My reasoning to have one DVM on 2W and the other on 4W stems from the fact that the service manual seems to be very critical about which mode to select for calibration and recommends to to do so in the ohms mode that the instrument will be used (...the most). So it sounds like one would always have to make a small compromise, and having one of each basically sounded like being able to eliminate that compromise. Or not really.
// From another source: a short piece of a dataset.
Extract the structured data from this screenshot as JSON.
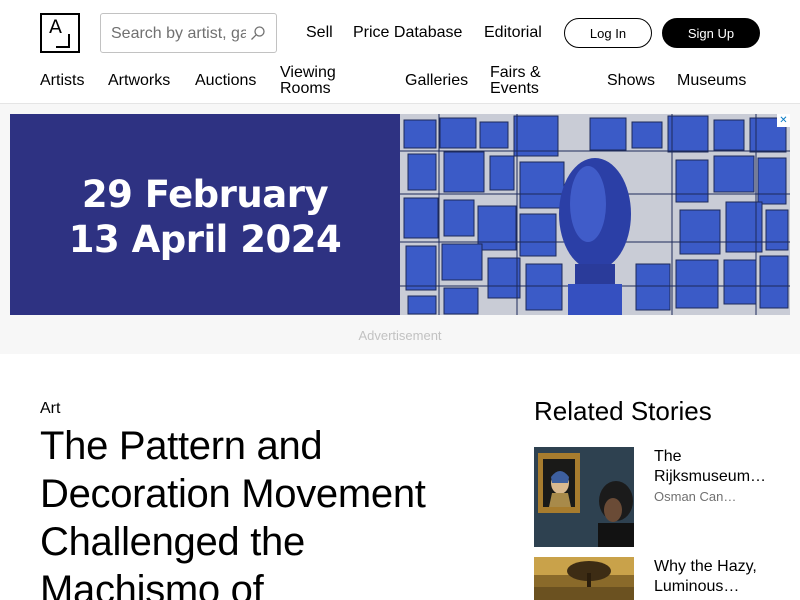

For the time being and following your suggestion, I will not attempt to calibrate the 30k/300k ohms ranges by using the Red Devils. No need for absolute accuracy.
In regards to your suggestion about R201 did some research at Mouser, my preferred supplier:

To substitute R201 outright there are no 40.0K series S102 resistors available for that exact value. Closest I could find is Vishay PTF series 40K 1/8W 0.05% 10PPM/C at $3.38 each, 58 currently in stock. Would that be still an improvement over the existing resistor?

https://www.mouser.com/ProductDetail/Vishay-Dale/PTF5640K000AYEK?qs=sGAEpiMZZMsPqMdJzcrNwo3vE%252BHgilrQScfmxiejoUM%3D

Second best options would be another Vishay PTF series 40K 1/2W 0.1% 10ppm/C. One does cost $4.99 and the other only $0.89. Frankly, with a side by side comparison, can't seem to find any differences between these? two other than the selling price (both prices are for qty one unit purchase).

71-PTF5640K000BYEK
https://www.mouser.com/ProductDetail/?qs=41svs21nsHBzvOZxn1wkhQ%3D%3D

71-PTF5640K000BYEB


And there is actually a Chinese seller on ebay offering used Vishay S102K at $5, 40K 0.01% which as pictured are obvious pulls. But given ebay's history with remarked fake parts mainly from China I doubt this could be trusted to be the real deal, and even if it where given aging and accumulated drift, etc would probably preclude this as an option in this case. If this where the only option, figure probably better off staying with my current R201.
https://www.ebay.com/itm/122674485353

And on the other hand there are no 190M ohm resistors available at all, the closest standard value seems to be 187M ohm. Closest possible exact match for a series configuration would be to use four 47.5M ohm, but they are 100ppm rated, so not sure it would be useful long term beyond just finding out if the ranges would fall in compliance after connecting this resistor combination in parallel with R201.

As many others, looking forward to your video, and when the time comes hoping for some more of those Red Devil resistors that you might want to sell for use as standards. BTW did a G search on them and closest results is for Ohmite "Brown Devil" resistors, a whole different beast. Basically zip on the Red ones.

Thanks for all the Hi-Q information.